Many planes today are able to carry a small amount of cargo as this is lucrative extra income for airlines which couldn’t be derived from passenger or passenger bags alone. Not so long ago, planes referred to as “Combi Planes” were specially designed modified aircraft that would carry considerably less passengers than usual for its aircraft type, but would also carry significant amounts of cargo in the modified hold. However, an article written by a Yale student and featured in a magazine in 1960 questioned whether this was an efficient process or not as the movement of cargo was dependent on the movement of people. The suggestion from the author being that cargo should be moved by dedicated aircraft.
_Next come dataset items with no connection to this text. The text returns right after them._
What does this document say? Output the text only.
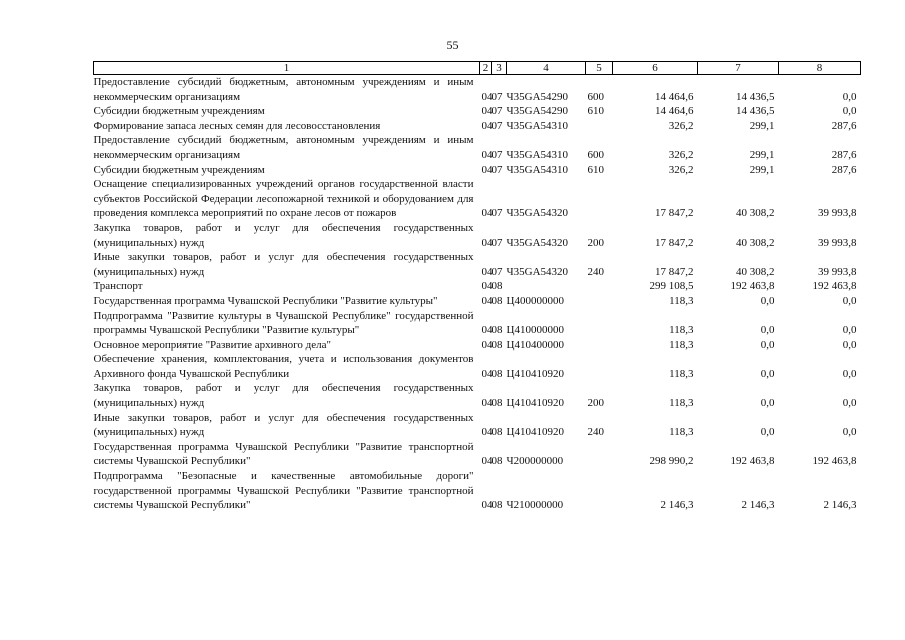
55
1	2	3	4	5	6	7	8
Предоставление субсидий бюджетным, автономным учреждениям и иным некоммерческим организациям	04	07	Ч35GA54290	600	14 464,6	14 436,5	0,0
Субсидии бюджетным учреждениям	04	07	Ч35GA54290	610	14 464,6	14 436,5	0,0
Формирование запаса лесных семян для лесовосстановления	04	07	Ч35GA54310		326,2	299,1	287,6
Предоставление субсидий бюджетным, автономным учреждениям и иным некоммерческим организациям	04	07	Ч35GA54310	600	326,2	299,1	287,6
Субсидии бюджетным учреждениям	04	07	Ч35GA54310	610	326,2	299,1	287,6
Оснащение специализированных учреждений органов государственной власти субъектов Российской Федерации лесопожарной техникой и оборудованием для проведения комплекса мероприятий по охране лесов от пожаров	04	07	Ч35GA54320		17 847,2	40 308,2	39 993,8
Закупка товаров, работ и услуг для обеспечения государственных (муниципальных) нужд	04	07	Ч35GA54320	200	17 847,2	40 308,2	39 993,8
Иные закупки товаров, работ и услуг для обеспечения государственных (муниципальных) нужд	04	07	Ч35GA54320	240	17 847,2	40 308,2	39 993,8
Транспорт	04	08			299 108,5	192 463,8	192 463,8
Государственная программа Чувашской Республики "Развитие культуры"	04	08	Ц400000000		118,3	0,0	0,0
Подпрограмма "Развитие культуры в Чувашской Республике" государственной программы Чувашской Республики "Развитие культуры"	04	08	Ц410000000		118,3	0,0	0,0
Основное мероприятие "Развитие архивного дела"	04	08	Ц410400000		118,3	0,0	0,0
Обеспечение хранения, комплектования, учета и использования документов Архивного фонда Чувашской Республики	04	08	Ц410410920		118,3	0,0	0,0
Закупка товаров, работ и услуг для обеспечения государственных (муниципальных) нужд	04	08	Ц410410920	200	118,3	0,0	0,0
Иные закупки товаров, работ и услуг для обеспечения государственных (муниципальных) нужд	04	08	Ц410410920	240	118,3	0,0	0,0
Государственная программа Чувашской Республики "Развитие транспортной системы Чувашской Республики"	04	08	Ч200000000		298 990,2	192 463,8	192 463,8
Подпрограмма "Безопасные и качественные автомобильные дороги" государственной программы Чувашской Республики "Развитие транспортной системы Чувашской Республики"	04	08	Ч210000000		2 146,3	2 146,3	2 146,3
The students professor gave the student a polite C for his efforts and noted it to be “infeasible”. Not to be deterred the student, a boy by the name of Fred Smith bided his time and then set up his own company using planes to move cargo. The company he founded was named “FedEx”.
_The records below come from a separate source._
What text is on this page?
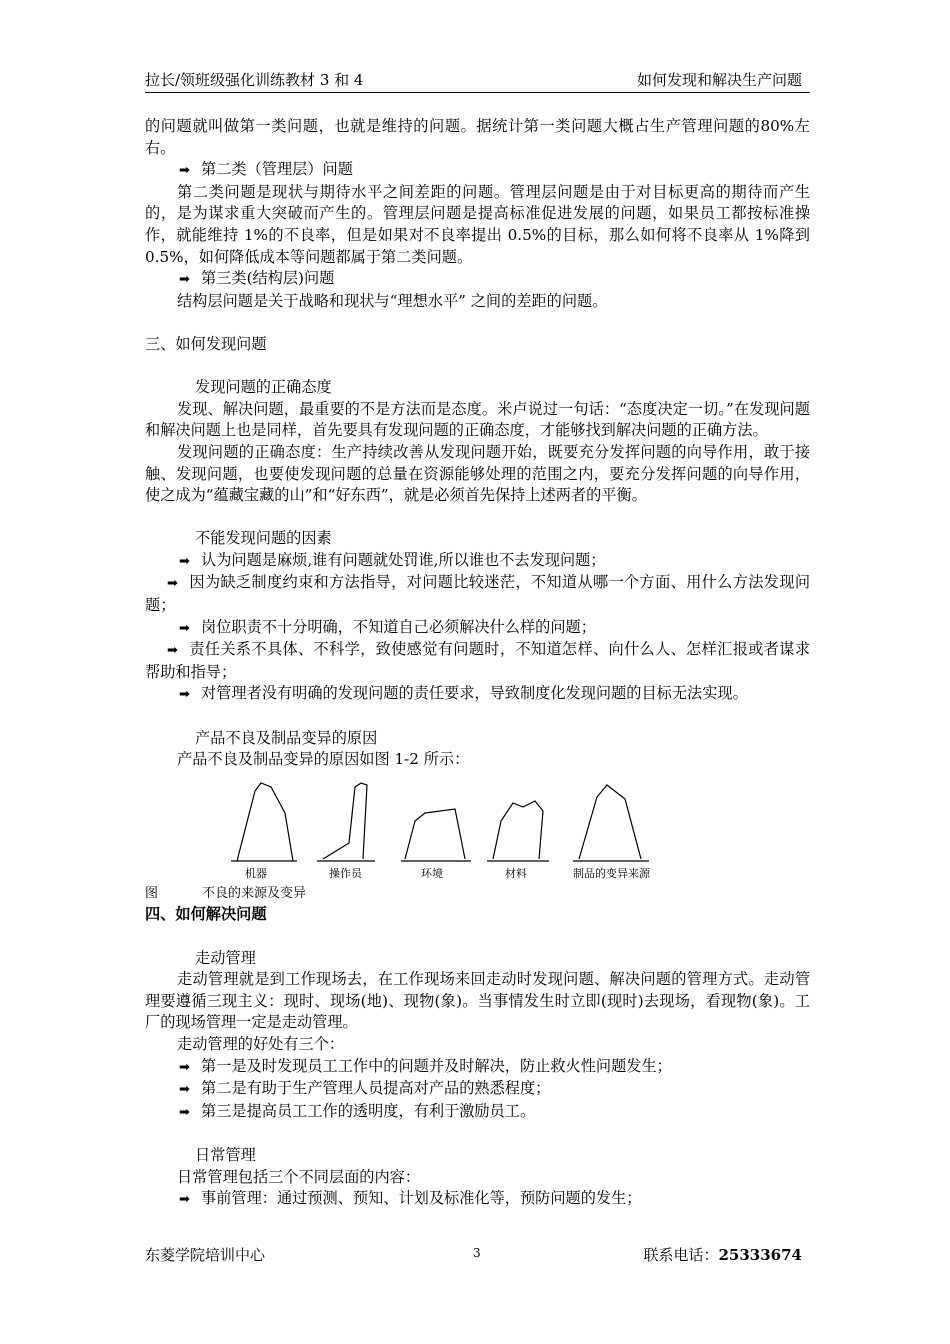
拉长/领班级强化训练教材 3 和 4	如何发现和解决生产问题

的问题就叫做第一类问题，也就是维持的问题。据统计第一类问题大概占生产管理问题的80%左右。

➡ 第二类（管理层）问题

第二类问题是现状与期待水平之间差距的问题。管理层问题是由于对目标更高的期待而产生的，是为谋求重大突破而产生的。管理层问题是提高标准促进发展的问题，如果员工都按标准操作，就能维持 1%的不良率，但是如果对不良率提出 0.5%的目标，那么如何将不良率从 1%降到 0.5%，如何降低成本等问题都属于第二类问题。

➡ 第三类(结构层)问题

结构层问题是关于战略和现状与“理想水平” 之间的差距的问题。

三、如何发现问题

发现问题的正确态度

发现、解决问题，最重要的不是方法而是态度。米卢说过一句话：“态度决定一切。”在发现问题和解决问题上也是同样，首先要具有发现问题的正确态度，才能够找到解决问题的正确方法。

发现问题的正确态度：生产持续改善从发现问题开始，既要充分发挥问题的向导作用，敢于接触、发现问题，也要使发现问题的总量在资源能够处理的范围之内，要充分发挥问题的向导作用，使之成为“蕴藏宝藏的山”和“好东西”，就是必须首先保持上述两者的平衡。

不能发现问题的因素

➡ 认为问题是麻烦,谁有问题就处罚谁,所以谁也不去发现问题；

➡ 因为缺乏制度约束和方法指导，对问题比较迷茫，不知道从哪一个方面、用什么方法发现问题；

➡ 岗位职责不十分明确，不知道自己必须解决什么样的问题；

➡ 责任关系不具体、不科学，致使感觉有问题时，不知道怎样、向什么人、怎样汇报或者谋求帮助和指导；

➡ 对管理者没有明确的发现问题的责任要求，导致制度化发现问题的目标无法实现。

产品不良及制品变异的原因

产品不良及制品变异的原因如图 1-2 所示：

机器	操作员	环境	材料	制品的变异来源

图	不良的来源及变异

四、如何解决问题

走动管理

走动管理就是到工作现场去，在工作现场来回走动时发现问题、解决问题的管理方式。走动管理要遵循三现主义：现时、现场(地)、现物(象)。当事情发生时立即(现时)去现场，看现物(象)。工厂的现场管理一定是走动管理。

走动管理的好处有三个：

➡ 第一是及时发现员工工作中的问题并及时解决，防止救火性问题发生；

➡ 第二是有助于生产管理人员提高对产品的熟悉程度；

➡ 第三是提高员工工作的透明度，有利于激励员工。

日常管理

日常管理包括三个不同层面的内容：

➡ 事前管理：通过预测、预知、计划及标准化等，预防问题的发生；

东菱学院培训中心	3	联系电话：25333674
Getting to grips with rail
Travelling by train around Europe should be as easy (in normal times) as it is by air; sadly, that has never been the case. The European Union, the bastion of “’people’s rights” has itself struggled to loosen the knot that individual countries and their proxy operators had kept a tight hold of, to the point that fiefdoms were (successfully) created and good luck to anyone who tried to break these monopolies. Indeed, why the EU could enforce its wishes on the aviation sector but not on rail was an interesting issue; if of course they actually wanted to change the status quo. If anyone doubts this opening gambit, they should try booking a multi sector rail journey using different operators and across different countries in what would be the ultimate test of endurance.
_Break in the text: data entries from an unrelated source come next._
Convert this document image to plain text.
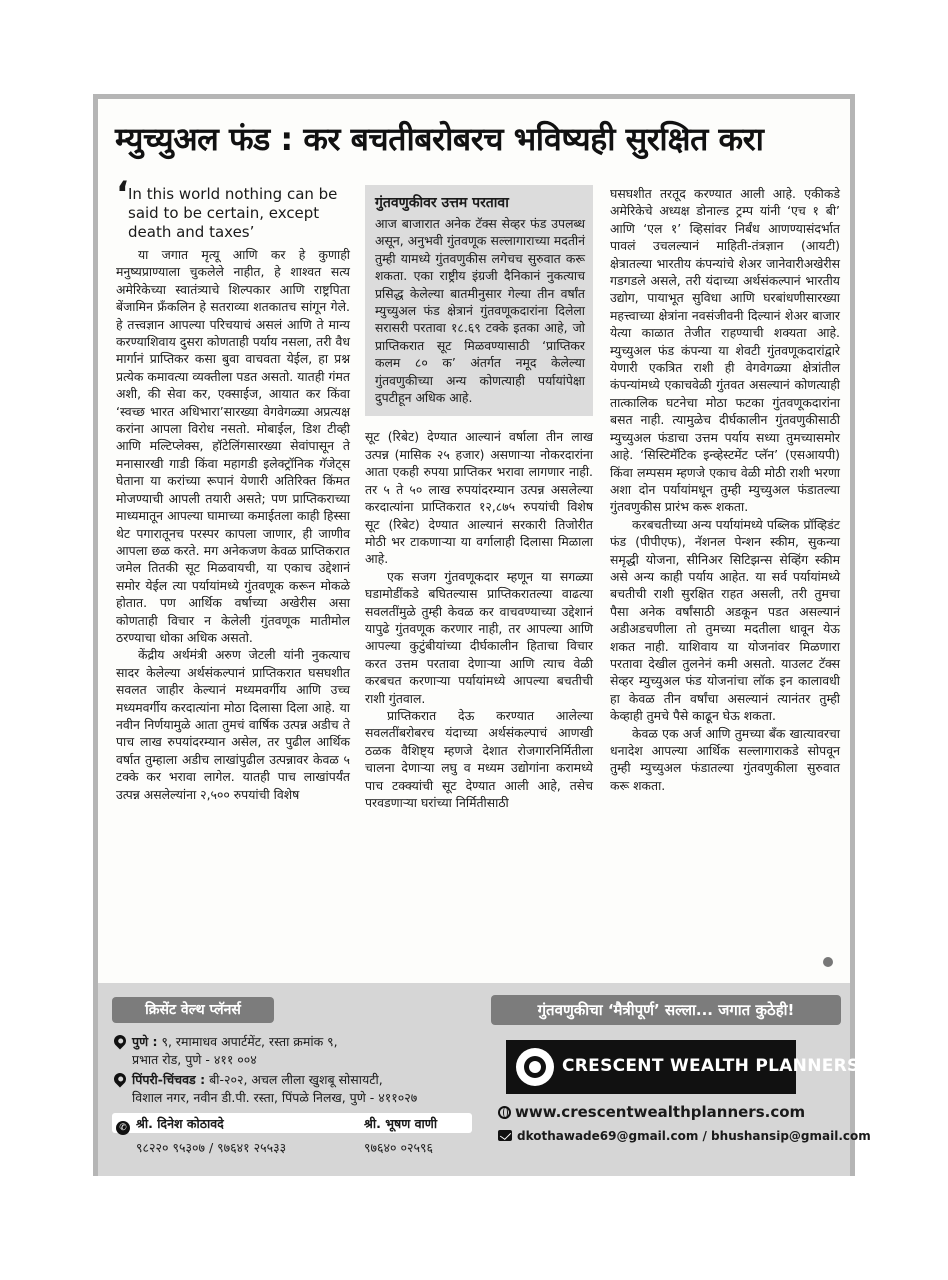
म्युच्युअल फंड : कर बचतीबरोबरच भविष्यही सुरक्षित करा
‘ In this world nothing can be said to be certain, except death and taxes’

या जगात मृत्यू आणि कर हे कुणाही मनुष्यप्राण्याला चुकलेले नाहीत, हे शाश्वत सत्य अमेरिकेच्या स्वातंत्र्याचे शिल्पकार आणि राष्ट्रपिता बेंजामिन फ्रँकलिन हे सतराव्या शतकातच सांगून गेले. हे तत्त्वज्ञान आपल्या परिचयाचं असलं आणि ते मान्य करण्याशिवाय दुसरा कोणताही पर्याय नसला, तरी वैध मार्गानं प्राप्तिकर कसा बुवा वाचवता येईल, हा प्रश्न प्रत्येक कमावत्या व्यक्तीला पडत असतो. यातही गंमत अशी, की सेवा कर, एक्साईज, आयात कर किंवा ‘स्वच्छ भारत अधिभारा’सारख्या वेगवेगळ्या अप्रत्यक्ष करांना आपला विरोध नसतो. मोबाईल, डिश टीव्ही आणि मल्टिप्लेक्स, हॉटेलिंगसारख्या सेवांपासून ते मनासारखी गाडी किंवा महागडी इलेक्ट्रॉनिक गॅजेट्स घेताना या करांच्या रूपानं येणारी अतिरिक्त किंमत मोजण्याची आपली तयारी असते; पण प्राप्तिकराच्या माध्यमातून आपल्या घामाच्या कमाईतला काही हिस्सा थेट पगारातूनच परस्पर कापला जाणार, ही जाणीव आपला छळ करते. मग अनेकजण केवळ प्राप्तिकरात जमेल तितकी सूट मिळवायची, या एकाच उद्देशानं समोर येईल त्या पर्यायांमध्ये गुंतवणूक करून मोकळे होतात. पण आर्थिक वर्षाच्या अखेरीस असा कोणताही विचार न केलेली गुंतवणूक मातीमोल ठरण्याचा धोका अधिक असतो.

केंद्रीय अर्थमंत्री अरुण जेटली यांनी नुकत्याच सादर केलेल्या अर्थसंकल्पानं प्राप्तिकरात घसघशीत सवलत जाहीर केल्यानं मध्यमवर्गीय आणि उच्च मध्यमवर्गीय करदात्यांना मोठा दिलासा दिला आहे. या नवीन निर्णयामुळे आता तुमचं वार्षिक उत्पन्न अडीच ते पाच लाख रुपयांदरम्यान असेल, तर पुढील आर्थिक वर्षात तुम्हाला अडीच लाखांपुढील उत्पन्नावर केवळ ५ टक्के कर भरावा लागेल. यातही पाच लाखांपर्यंत उत्पन्न असलेल्यांना २,५०० रुपयांची विशेष

गुंतवणुकीवर उत्तम परतावा

आज बाजारात अनेक टॅक्स सेव्हर फंड उपलब्ध असून, अनुभवी गुंतवणूक सल्लागाराच्या मदतीनं तुम्ही यामध्ये गुंतवणुकीस लगेचच सुरुवात करू शकता. एका राष्ट्रीय इंग्रजी दैनिकानं नुकत्याच प्रसिद्ध केलेल्या बातमीनुसार गेल्या तीन वर्षांत म्युच्युअल फंड क्षेत्रानं गुंतवणूकदारांना दिलेला सरासरी परतावा १८.६९ टक्के इतका आहे, जो प्राप्तिकरात सूट मिळवण्यासाठी ‘प्राप्तिकर कलम ८० क’ अंतर्गत नमूद केलेल्या गुंतवणुकीच्या अन्य कोणत्याही पर्यायांपेक्षा दुपटीहून अधिक आहे.

सूट (रिबेट) देण्यात आल्यानं वर्षाला तीन लाख उत्पन्न (मासिक २५ हजार) असणाऱ्या नोकरदारांना आता एकही रुपया प्राप्तिकर भरावा लागणार नाही. तर ५ ते ५० लाख रुपयांदरम्यान उत्पन्न असलेल्या करदात्यांना प्राप्तिकरात १२,८७५ रुपयांची विशेष सूट (रिबेट) देण्यात आल्यानं सरकारी तिजोरीत मोठी भर टाकणाऱ्या या वर्गालाही दिलासा मिळाला आहे.

एक सजग गुंतवणूकदार म्हणून या सगळ्या घडामोडींकडे बघितल्यास प्राप्तिकरातल्या वाढत्या सवलतींमुळे तुम्ही केवळ कर वाचवण्याच्या उद्देशानं यापुढे गुंतवणूक करणार नाही, तर आपल्या आणि आपल्या कुटुंबीयांच्या दीर्घकालीन हिताचा विचार करत उत्तम परतावा देणाऱ्या आणि त्याच वेळी करबचत करणाऱ्या पर्यायांमध्ये आपल्या बचतीची राशी गुंतवाल.

प्राप्तिकरात देऊ करण्यात आलेल्या सवलतींबरोबरच यंदाच्या अर्थसंकल्पाचं आणखी ठळक वैशिष्ट्य म्हणजे देशात रोजगारनिर्मितीला चालना देणाऱ्या लघु व मध्यम उद्योगांना करामध्ये पाच टक्क्यांची सूट देण्यात आली आहे, तसेच परवडणाऱ्या घरांच्या निर्मितीसाठी

घसघशीत तरतूद करण्यात आली आहे. एकीकडे अमेरिकेचे अध्यक्ष डोनाल्ड ट्रम्प यांनी ‘एच १ बी’ आणि ‘एल १’ व्हिसांवर निर्बंध आणण्यासंदर्भात पावलं उचलल्यानं माहिती-तंत्रज्ञान (आयटी) क्षेत्रातल्या भारतीय कंपन्यांचे शेअर जानेवारीअखेरीस गडगडले असले, तरी यंदाच्या अर्थसंकल्पानं भारतीय उद्योग, पायाभूत सुविधा आणि घरबांधणीसारख्या महत्त्वाच्या क्षेत्रांना नवसंजीवनी दिल्यानं शेअर बाजार येत्या काळात तेजीत राहण्याची शक्यता आहे. म्युच्युअल फंड कंपन्या या शेवटी गुंतवणूकदारांद्वारे येणारी एकत्रित राशी ही वेगवेगळ्या क्षेत्रांतील कंपन्यांमध्ये एकाचवेळी गुंतवत असल्यानं कोणत्याही तात्कालिक घटनेचा मोठा फटका गुंतवणूकदारांना बसत नाही. त्यामुळेच दीर्घकालीन गुंतवणुकीसाठी म्युच्युअल फंडाचा उत्तम पर्याय सध्या तुमच्यासमोर आहे. ‘सिस्टिमॅटिक इन्व्हेस्टमेंट प्लॅन’ (एसआयपी) किंवा लम्पसम म्हणजे एकाच वेळी मोठी राशी भरणा अशा दोन पर्यायांमधून तुम्ही म्युच्युअल फंडातल्या गुंतवणुकीस प्रारंभ करू शकता.

करबचतीच्या अन्य पर्यायांमध्ये पब्लिक प्रॉव्हिडंट फंड (पीपीएफ), नॅशनल पेन्शन स्कीम, सुकन्या समृद्धी योजना, सीनिअर सिटिझन्स सेव्हिंग स्कीम असे अन्य काही पर्याय आहेत. या सर्व पर्यायांमध्ये बचतीची राशी सुरक्षित राहत असली, तरी तुमचा पैसा अनेक वर्षांसाठी अडकून पडत असल्यानं अडीअडचणीला तो तुमच्या मदतीला धावून येऊ शकत नाही. याशिवाय या योजनांवर मिळणारा परतावा देखील तुलनेनं कमी असतो. याउलट टॅक्स सेव्हर म्युच्युअल फंड योजनांचा लॉक इन कालावधी हा केवळ तीन वर्षांचा असल्यानं त्यानंतर तुम्ही केव्हाही तुमचे पैसे काढून घेऊ शकता.

केवळ एक अर्ज आणि तुमच्या बँक खात्यावरचा धनादेश आपल्या आर्थिक सल्लागाराकडे सोपवून तुम्ही म्युच्युअल फंडातल्या गुंतवणुकीला सुरुवात करू शकता.

क्रिसेंट वेल्थ प्लॅनर्स	गुंतवणुकीचा ‘मैत्रीपूर्ण’ सल्ला... जगात कुठेही!
पुणे : ९, रमामाधव अपार्टमेंट, रस्ता क्रमांक ९,
प्रभात रोड, पुणे - ४११ ००४
पिंपरी-चिंचवड : बी-२०२, अचल लीला खुशबू सोसायटी,
विशाल नगर, नवीन डी.पी. रस्ता, पिंपळे निलख, पुणे - ४११०२७
✆ श्री. दिनेश कोठावदे	श्री. भूषण वाणी
९८२२० ९५३०७ / ९७६४१ २५५३३	९७६४० ०२५९६
CRESCENT WEALTH PLANNERS™
www.crescentwealthplanners.com
dkothawade69@gmail.com / bhushansip@gmail.com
Having said all the above, it finally looks like things may be happening within the rail world which signifies the start of a new era; where competition is allowed and indeed allowed where, like in aviation, European rail operators can put their footprint across the region and is so doing stimulate this demand via direct competition and thus create new potential for the whole rail industry. France was always a big rail user and it can be argued that their TGV High Speed rail network was the template for others to follow. It can also be argued that like much of French industry, competition is frowned upon and hence its lack of openness and its geographical position whereby rail needed to run through the country to connect others, meant that connectivity not so much stagnated but was in effect stopped. So what’s changing?
Italian Operator Trentitalia applied in 2019 to operate trains between Paris and Milan but that request was successfully slowed down until recently, but finally, two trains daily will soon operate between the two cities. This will be in direct competition to the TGV’s that currently operate between the city pairing and the Trentalia trains will actually be faster. As a by product of this, SNCF has amazingly decided to upgrade its TGV offering on the part between Paris and Lyon, which is one of SNCF’s most important sections and which will now see both it and the new Trentitalia battling for a piece of the lucrative cake.
Spreading the train word also comes with the combination of European Rail Operators NS (Holland), DB (Germany), OEBB (Austria) and SBB (Switzerland) who will enable the Austrain OEBBs new Nightjet train to operate between Amsterdam and Zurich with stops en route at Duisburg, Dusseldorf, Cologne, Bonn and Basel. It doesn’t end there either, Nightjet trains will also commence between Paris and Vienna (which was part of the Orient Express Route). They will also stop in Strasbourg, Karlsruhe, Munich and Salzburg; the operation on this route being a joint one between OEBB and SNCF.
Aside of the realisation that you can’t monopolise forever and being a part of a new era is better than being left on the side, one wonders if the argument to go Green in the world of travel has finally started the light flashing at railway operators across Europe, a huge potential market exists for rail travel that only needs an infrastructure to satisfy it.